Facturar más no siempre significa ganar más.

El margen bruto muestra si el incremento de ventas realmente está generando beneficio o simplemente más trabajo con menos rentabilidad.

3. Gastos de estructura

Comparar los gastos fijos con el presupuesto previsto permite detectar desviaciones antes de que sea demasiado tarde.

Especial atención a:

      • Personal.
      • Vehículos.
      • Energía.
      • Alquileres.
      • Servicios externos.

4. Beneficio operativo (EBITDA o resultado de explotación)

Es probablemente el indicador que mejor resume la salud del negocio.

Si tras seis meses el beneficio está muy por debajo del objetivo anual, conviene actuar inmediatamente.

5. Tesorería

Una empresa rentable también puede tener problemas.

Hay que controlar:

      • Saldo disponible.
      • Cobros pendientes.
      • Pagos próximos.
      • Necesidades de financiación.

Los KPI comerciales que realmente importan

1. Clientes activos

¿Cuántos clientes han comprado realmente durante estos seis meses?

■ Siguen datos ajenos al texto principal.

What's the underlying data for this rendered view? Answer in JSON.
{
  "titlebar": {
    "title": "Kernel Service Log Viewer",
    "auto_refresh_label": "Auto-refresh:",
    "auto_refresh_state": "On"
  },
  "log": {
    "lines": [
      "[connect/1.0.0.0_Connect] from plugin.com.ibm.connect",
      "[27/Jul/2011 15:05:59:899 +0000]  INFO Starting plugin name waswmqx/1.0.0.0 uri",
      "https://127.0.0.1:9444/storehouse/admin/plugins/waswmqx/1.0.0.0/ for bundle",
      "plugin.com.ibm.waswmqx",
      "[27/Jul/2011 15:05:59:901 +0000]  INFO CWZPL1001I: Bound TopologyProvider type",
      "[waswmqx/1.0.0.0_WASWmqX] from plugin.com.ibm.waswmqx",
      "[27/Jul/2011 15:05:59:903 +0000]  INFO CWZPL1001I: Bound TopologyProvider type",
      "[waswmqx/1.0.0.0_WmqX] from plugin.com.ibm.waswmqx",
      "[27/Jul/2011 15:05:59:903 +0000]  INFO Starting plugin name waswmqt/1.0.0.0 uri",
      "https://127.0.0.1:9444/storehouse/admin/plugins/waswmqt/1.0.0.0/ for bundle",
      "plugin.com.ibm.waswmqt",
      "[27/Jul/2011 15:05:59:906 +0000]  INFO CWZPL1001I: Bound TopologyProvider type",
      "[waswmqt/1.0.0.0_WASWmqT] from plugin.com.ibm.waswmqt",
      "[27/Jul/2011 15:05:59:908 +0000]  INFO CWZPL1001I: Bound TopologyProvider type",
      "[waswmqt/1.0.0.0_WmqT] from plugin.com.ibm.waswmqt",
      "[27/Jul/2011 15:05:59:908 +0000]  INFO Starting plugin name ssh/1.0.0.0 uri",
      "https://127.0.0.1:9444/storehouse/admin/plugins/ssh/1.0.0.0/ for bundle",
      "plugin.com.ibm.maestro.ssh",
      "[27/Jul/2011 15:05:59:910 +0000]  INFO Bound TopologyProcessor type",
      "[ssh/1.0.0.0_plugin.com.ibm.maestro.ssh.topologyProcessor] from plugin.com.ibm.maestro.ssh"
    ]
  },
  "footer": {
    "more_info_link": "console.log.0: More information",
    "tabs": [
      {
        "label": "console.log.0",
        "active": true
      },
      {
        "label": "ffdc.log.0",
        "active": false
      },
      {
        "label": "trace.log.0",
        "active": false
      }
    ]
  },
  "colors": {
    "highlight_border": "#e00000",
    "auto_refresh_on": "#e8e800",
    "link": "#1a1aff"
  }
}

Muchas empresas descubren que dependen cada vez de menos clientes.

2. Captación de nuevos clientes

No importa únicamente cuánto vendes.

También importa cuántos clientes nuevos consigues cada mes.

3. Ticket medio

Si el número de pedidos se mantiene pero el importe medio cae, probablemente existe un problema de posicionamiento o de presión competitiva.

4. Frecuencia de compra

Especialmente importante en distribución.

¿Tus clientes compran igual que hace un año?

5. Rentabilidad por cliente

No todos los clientes aportan el mismo beneficio.

Analizar únicamente la facturación puede ocultar clientes poco rentables debido a descuentos, incidencias o costes logísticos.

6. Conversión comercial

Para las empresas con departamento comercial resulta imprescindible conocer:

      • visitas realizadas;
      • presupuestos enviados;
      • porcentaje de cierre;
      • tiempo medio hasta la venta.

¿Y si tu negocio es estacional?

Precisamente en las empresas estacionales el análisis semestral cobra aún más importancia.

Si ya ha transcurrido la campaña fuerte, probablemente podrás estimar con bastante precisión el resultado anual.

Si la temporada alta aún está por llegar, el primer semestre sirve para comprobar si la empresa llega preparada, con suficiente liquidez, stock, personal y capacidad comercial.

La clave no está en medir más, sino en medir mejor

Uno de los errores más frecuentes consiste en generar decenas de informes que nadie utiliza.

Una pequeña selección de indicadores bien interpretados permite tomar decisiones mucho más acertadas que un cuadro de mando repleto de datos irrelevantes.

Porque el objetivo de un KPI no es describir el pasado, sino ayudar a cambiar el futuro.

El semestre no es una pausa en el calendario. Es el mejor momento del año para decidir cómo quieres llegar a diciembre. Si los números acompañan, podrás acelerar. Si no lo hacen, todavía dispones de seis meses para corregir el rumbo. Esperar al cierre del ejercicio para descubrir los problemas es, casi siempre, la decisión más cara.